This is a highly original reappraisal of the role of Piers Gaveston in English history and of his personal relationship with Edward II. It challenges the accepted view that Gaveston had a homosexual affair with Edward, and reassesses the main events of Gaveston's career, including his exiles from England and the scandal over the alleged theft of royal jewels.
Pierre Chaplais draws his evidence from documentary and narrative sources including unpublished record evidence. The conclusions are fascinating and often surprising. The unusual features of the famous royal charter of 6 August 1307, which granted the earldom of Cornwall to Gaveston are discussed at length for the first time. Special attention is also paid to the king's personal intervention in the drafting and sealing of documents relating to Gaveston, and to the history of the great seal of absence used while Edward was in France in 1308.
This unique criticism of the documentary evidence by a leading diplomatist and historian of the period reveals the reality behind the myths surrounding Piers Gaveston, and makes fascinating reading.
'The arguments are scholarly.'
James Mildren, Western Morning News
'Pierre Chaplais's profound understanding of documents and their seals ultimately derives from a fascination with detail of this kind.
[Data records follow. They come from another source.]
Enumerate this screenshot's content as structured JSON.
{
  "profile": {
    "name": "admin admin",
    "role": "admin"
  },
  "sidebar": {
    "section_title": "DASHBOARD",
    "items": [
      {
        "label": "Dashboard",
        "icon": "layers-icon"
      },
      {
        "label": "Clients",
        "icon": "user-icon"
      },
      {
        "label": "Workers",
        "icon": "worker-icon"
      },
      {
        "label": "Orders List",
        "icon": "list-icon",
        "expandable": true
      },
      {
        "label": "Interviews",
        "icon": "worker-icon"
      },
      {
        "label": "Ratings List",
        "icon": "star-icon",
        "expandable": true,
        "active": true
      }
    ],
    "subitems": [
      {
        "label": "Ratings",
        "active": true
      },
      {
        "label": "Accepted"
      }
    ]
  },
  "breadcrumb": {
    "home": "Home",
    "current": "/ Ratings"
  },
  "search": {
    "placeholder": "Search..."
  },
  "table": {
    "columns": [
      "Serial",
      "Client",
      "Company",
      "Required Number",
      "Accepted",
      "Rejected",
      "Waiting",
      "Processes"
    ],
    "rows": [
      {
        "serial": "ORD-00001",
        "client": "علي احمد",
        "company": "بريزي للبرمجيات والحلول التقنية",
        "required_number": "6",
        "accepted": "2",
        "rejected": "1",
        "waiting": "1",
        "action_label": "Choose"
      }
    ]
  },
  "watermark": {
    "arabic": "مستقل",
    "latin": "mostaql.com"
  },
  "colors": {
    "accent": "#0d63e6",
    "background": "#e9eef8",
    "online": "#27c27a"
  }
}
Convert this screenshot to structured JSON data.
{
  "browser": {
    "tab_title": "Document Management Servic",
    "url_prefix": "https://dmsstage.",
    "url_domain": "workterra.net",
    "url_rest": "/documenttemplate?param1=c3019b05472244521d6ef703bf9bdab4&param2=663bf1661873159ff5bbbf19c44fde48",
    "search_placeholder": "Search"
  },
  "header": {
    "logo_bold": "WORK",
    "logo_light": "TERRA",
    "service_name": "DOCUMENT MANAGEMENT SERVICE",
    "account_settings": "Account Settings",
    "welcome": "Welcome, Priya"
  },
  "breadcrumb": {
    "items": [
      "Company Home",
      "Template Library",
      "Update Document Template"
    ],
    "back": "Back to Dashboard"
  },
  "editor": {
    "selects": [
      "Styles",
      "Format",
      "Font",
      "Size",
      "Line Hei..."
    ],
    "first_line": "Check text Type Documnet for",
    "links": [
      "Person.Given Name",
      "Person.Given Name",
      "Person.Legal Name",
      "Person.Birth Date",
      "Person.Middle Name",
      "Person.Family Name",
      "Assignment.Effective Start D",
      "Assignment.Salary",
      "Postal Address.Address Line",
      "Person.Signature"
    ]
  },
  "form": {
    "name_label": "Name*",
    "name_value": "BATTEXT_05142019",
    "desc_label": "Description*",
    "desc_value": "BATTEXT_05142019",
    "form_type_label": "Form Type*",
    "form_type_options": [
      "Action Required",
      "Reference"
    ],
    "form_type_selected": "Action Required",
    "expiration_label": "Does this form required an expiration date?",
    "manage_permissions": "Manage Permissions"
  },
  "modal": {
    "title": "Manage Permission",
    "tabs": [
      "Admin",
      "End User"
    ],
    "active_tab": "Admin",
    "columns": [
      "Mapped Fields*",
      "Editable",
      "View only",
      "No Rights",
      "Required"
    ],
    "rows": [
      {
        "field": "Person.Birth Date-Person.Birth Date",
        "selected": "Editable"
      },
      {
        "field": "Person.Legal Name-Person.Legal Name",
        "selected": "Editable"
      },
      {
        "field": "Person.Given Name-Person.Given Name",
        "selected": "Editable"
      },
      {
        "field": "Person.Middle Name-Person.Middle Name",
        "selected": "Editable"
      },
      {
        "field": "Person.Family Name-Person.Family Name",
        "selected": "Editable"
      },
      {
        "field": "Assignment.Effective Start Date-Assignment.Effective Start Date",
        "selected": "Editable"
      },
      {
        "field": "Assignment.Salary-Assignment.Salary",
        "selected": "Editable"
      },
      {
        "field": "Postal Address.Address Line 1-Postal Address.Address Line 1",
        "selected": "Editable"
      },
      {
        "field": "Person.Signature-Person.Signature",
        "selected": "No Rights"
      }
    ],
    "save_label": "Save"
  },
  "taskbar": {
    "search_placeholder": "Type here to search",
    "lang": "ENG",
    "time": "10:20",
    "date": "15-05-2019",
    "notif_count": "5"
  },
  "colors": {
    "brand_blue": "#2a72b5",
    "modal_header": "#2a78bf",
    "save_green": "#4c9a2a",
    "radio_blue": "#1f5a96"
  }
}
His work brings us uniquely close to the practices and procedures of English medieval administration.'
Times Literary Supplement
`Pierre Chaplais is the master of English diplomatic history, and he displays his erudition in some magnificent vignettes...Chaplais' diplomatic skills allay the confusion over the date of Gaveston's final return from exile...Chaplais also clarifies the date of the papal bull absolving Gaveston of excommunication...We can but thank Chaplais for the insights he so ably has provided.'
`A highly original reappraisal of the role of Piers Gaveston in English and of his personal relationship with Edward II.'
The Medieval World
`an unusual book'
The English Historical Review
`Chaplais brings out interesting new evidence to demonstrate just how completely Edward trusted his alter ego.'
Scott L. Waugh, University of Callifornia, Los Angeles, Speculum - A Journal of Medieval Studies, Apr, 1996
Pierre Chaplais s well known as a leading authority on the diplomatic and administrative history of late-medieval England, and he is also a highly respected paleographer. His analysis of the dating and decoration of the charter granting the earldom of Cornwall to Gaveston is fascinating. Regardless of whether his novel interpretation of the relationship between king and favorite is accepted, this slim volume will remain a model iof insightful scholarship.